Compared to the 1991 version, the 2017 version is bound to look inevitably pale in comparison, because, well, nothing in live action film can surpass style and imagination of animation film. For example, I was certainly delighted by the grand gothic appearance of the castle of the Beast in the 2017 version, but then I remembered how the same castle in the 1991 version looked far more impressive on the screen. The Beast in the 2017 version surely looks hideous and menacing as require with a pair of horns on his furry head, but then he looks less scary and interesting when you compare him with his animation counterpart.
Nevertheless, the 2017 version diligently gives us exactly what we expect from it. After the prologue sequence showing how a cold-hearted prince was punished by an enchantress during one fateful night, the movie promptly moves forward to its first big musical sequence, and we are treated with the new rendition of that endearing Oscar-nominated song “Belle”, as watching our spirited heroine Belle going (and singing) around her village.
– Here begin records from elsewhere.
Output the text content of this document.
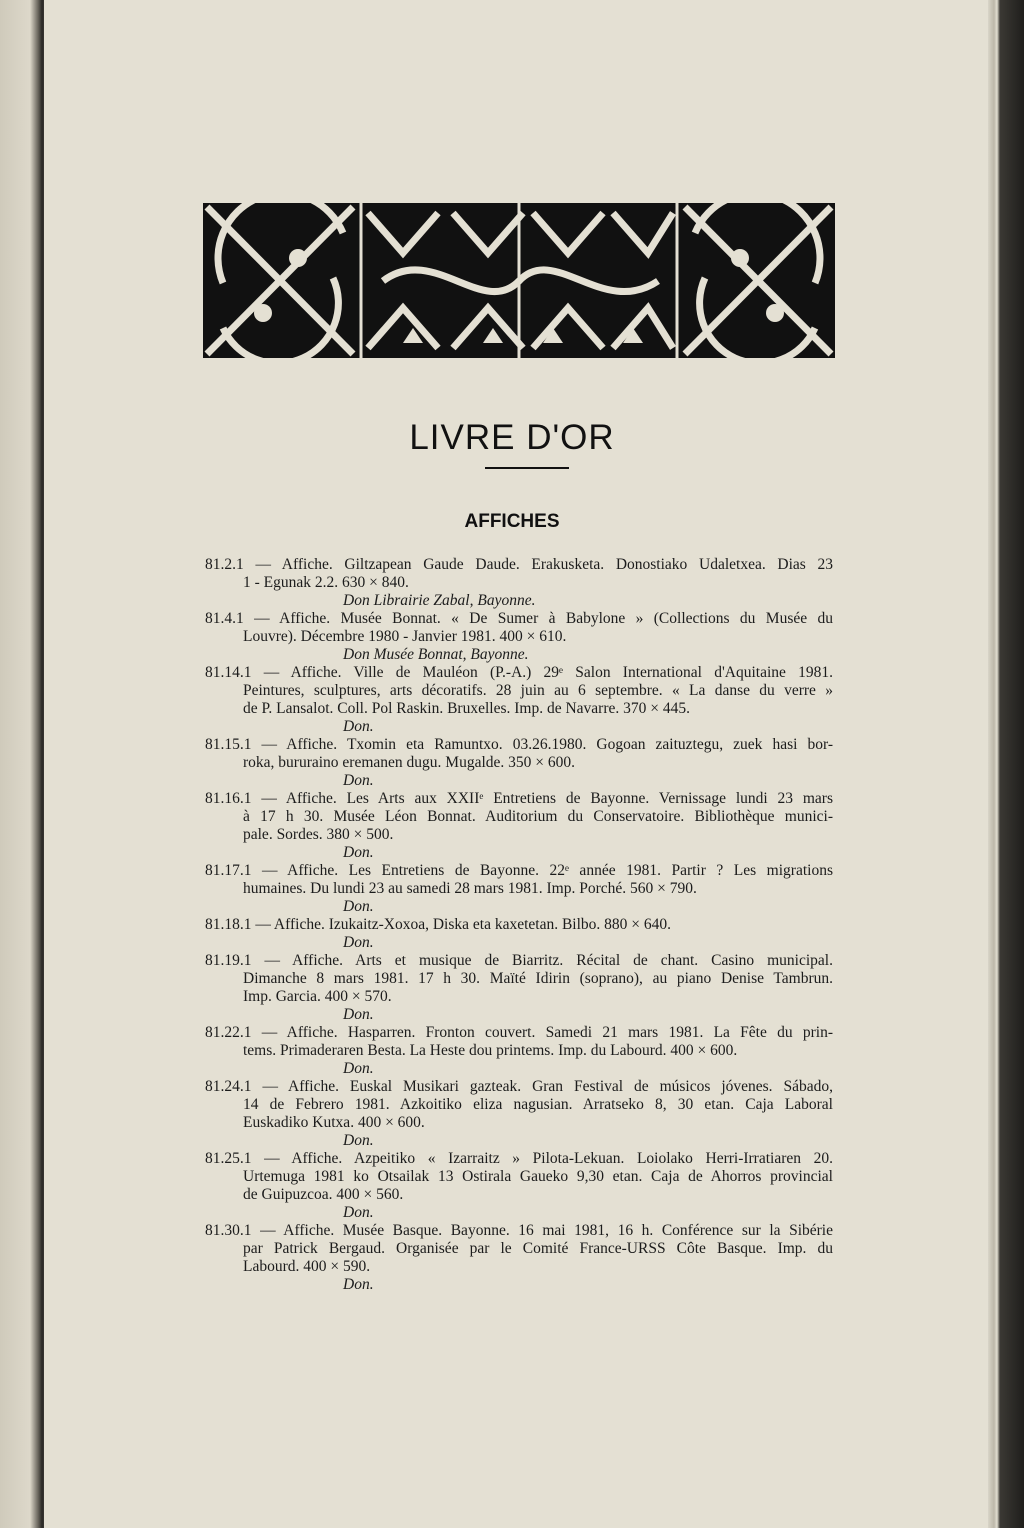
LIVRE D'OR
AFFICHES
81.2.1 — Affiche. Giltzapean Gaude Daude. Erakusketa. Donostiako Udaletxea. Dias 23
1 - Egunak 2.2. 630 × 840.
Don Librairie Zabal, Bayonne.
81.4.1 — Affiche. Musée Bonnat. « De Sumer à Babylone » (Collections du Musée du
Louvre). Décembre 1980 - Janvier 1981. 400 × 610.
Don Musée Bonnat, Bayonne.
81.14.1 — Affiche. Ville de Mauléon (P.-A.) 29ᵉ Salon International d'Aquitaine 1981.
Peintures, sculptures, arts décoratifs. 28 juin au 6 septembre. « La danse du verre »
de P. Lansalot. Coll. Pol Raskin. Bruxelles. Imp. de Navarre. 370 × 445.
Don.
81.15.1 — Affiche. Txomin eta Ramuntxo. 03.26.1980. Gogoan zaituztegu, zuek hasi bor-
roka, bururaino eremanen dugu. Mugalde. 350 × 600.
Don.
81.16.1 — Affiche. Les Arts aux XXIIᵉ Entretiens de Bayonne. Vernissage lundi 23 mars
à 17 h 30. Musée Léon Bonnat. Auditorium du Conservatoire. Bibliothèque munici-
pale. Sordes. 380 × 500.
Don.
81.17.1 — Affiche. Les Entretiens de Bayonne. 22ᵉ année 1981. Partir ? Les migrations
humaines. Du lundi 23 au samedi 28 mars 1981. Imp. Porché. 560 × 790.
Don.
81.18.1 — Affiche. Izukaitz-Xoxoa, Diska eta kaxetetan. Bilbo. 880 × 640.
Don.
81.19.1 — Affiche. Arts et musique de Biarritz. Récital de chant. Casino municipal.
Dimanche 8 mars 1981. 17 h 30. Maïté Idirin (soprano), au piano Denise Tambrun.
Imp. Garcia. 400 × 570.
Don.
81.22.1 — Affiche. Hasparren. Fronton couvert. Samedi 21 mars 1981. La Fête du prin-
tems. Primaderaren Besta. La Heste dou printems. Imp. du Labourd. 400 × 600.
Don.
81.24.1 — Affiche. Euskal Musikari gazteak. Gran Festival de músicos jóvenes. Sábado,
14 de Febrero 1981. Azkoitiko eliza nagusian. Arratseko 8, 30 etan. Caja Laboral
Euskadiko Kutxa. 400 × 600.
Don.
81.25.1 — Affiche. Azpeitiko « Izarraitz » Pilota-Lekuan. Loiolako Herri-Irratiaren 20.
Urtemuga 1981 ko Otsailak 13 Ostirala Gaueko 9,30 etan. Caja de Ahorros provincial
de Guipuzcoa. 400 × 560.
Don.
81.30.1 — Affiche. Musée Basque. Bayonne. 16 mai 1981, 16 h. Conférence sur la Sibérie
par Patrick Bergaud. Organisée par le Comité France-URSS Côte Basque. Imp. du
Labourd. 400 × 590.
Don.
While she may not sing as well as Paige O’Hara in the 1991 version, Emma Watson ably exudes that irrepressible pluck we saw from her performance in Harry Potter movies, and we come to root for her character more especially during a short but robust musical moment clearly influenced by “The Sound of Music” (1965).
Mostly occupied with reading books and yearning for something better for her life, Belle does not care much about marriage unlike other pretty girls in the village, but that means nothing to Gaston (Luke Evans), a virile dude with an ego as big and monstrous as Donald Trump’s. Looking pompous and despicable as required, Evans definitely has a fun time with his villain character, and he relishes his musical sequence later in the movie along with Josh Gad, who plays Gaston’s sidekick LeFou.
Meanwhile, Belle’s eccentric watchmaker father Maurice (Kevin Kline, who is seriously under-utilized despite his own brief musical scene) gets in a serious trouble when he is returning to the village during one night. Not long after getting lost in a nearby forest, he comes across a dark, mysterious castle, and then he soon finds himself incarcerated by the Beast (Dan Stevens), who is the cursed owner of the castle.
When she comes to learn of her father’s situation, Belle decides to become the Beast’s prisoner instead. Things look pretty dour for her at first mainly due to the Beast’s coarse attitude, but her warm presence comes to influence not only the castle but also its residents. The servants of the castle, who were transformed into various furnitures as their master was turned into a beast, are delighted to have a guest to be served, and that leads to another Oscar-nominated song “Be Our Guest”, which is joyously accompanied with the dazzling choreography a la Busby Berkeley and the exuberant singing voice of Ewan McGregor. While McGregor indubitably has a ball with his flamboyant character, the other colorful supporting performers in the film including Stanley Tucci, Gugu Mbatha-Raw, Audra McDonald, Ian McKellen, and Emma Thompson have each own moment to shine, and I particularly liked how McGregor and McKellen complement each other via their contrasting personalities like Jerry Orbach and David Ogden Stiers did in the 1991 version.
In case of the Beast, he begins to see some hope of redemption from Belle, and, yes, he comes to discover his better sides as being nicer to her than before. While his performance is mostly conveyed via CGI, Dan Stevens, who drew my attention for the first time through his creepy performance in “The Guest” (2014), is convincing in the on-screen interactions with Watson, and they click well together during the expected ballroom scene as Thompson sings Oscar-winning song “Beauty and the Beast” instead of Angela Lansbury in the 1991 version.
Under the smooth direction by the director Bill Condon, “Beauty and the Beast” keeps entertaining us although it is 45 minutes longer than the 1991 version. Most of new elements including the homosexuality of one substantial supporting character are rather unnecessary, but I enjoyed its visuals as well as performances, and the songs by Alan Menken and late Howard Ashman are appealing as before while understandably eclipsing the new songs made for the film by Menken and Tim Rice. The movie still feels redundant and overstuffed, but I was content to be its guest anyway, and you may enjoy it too.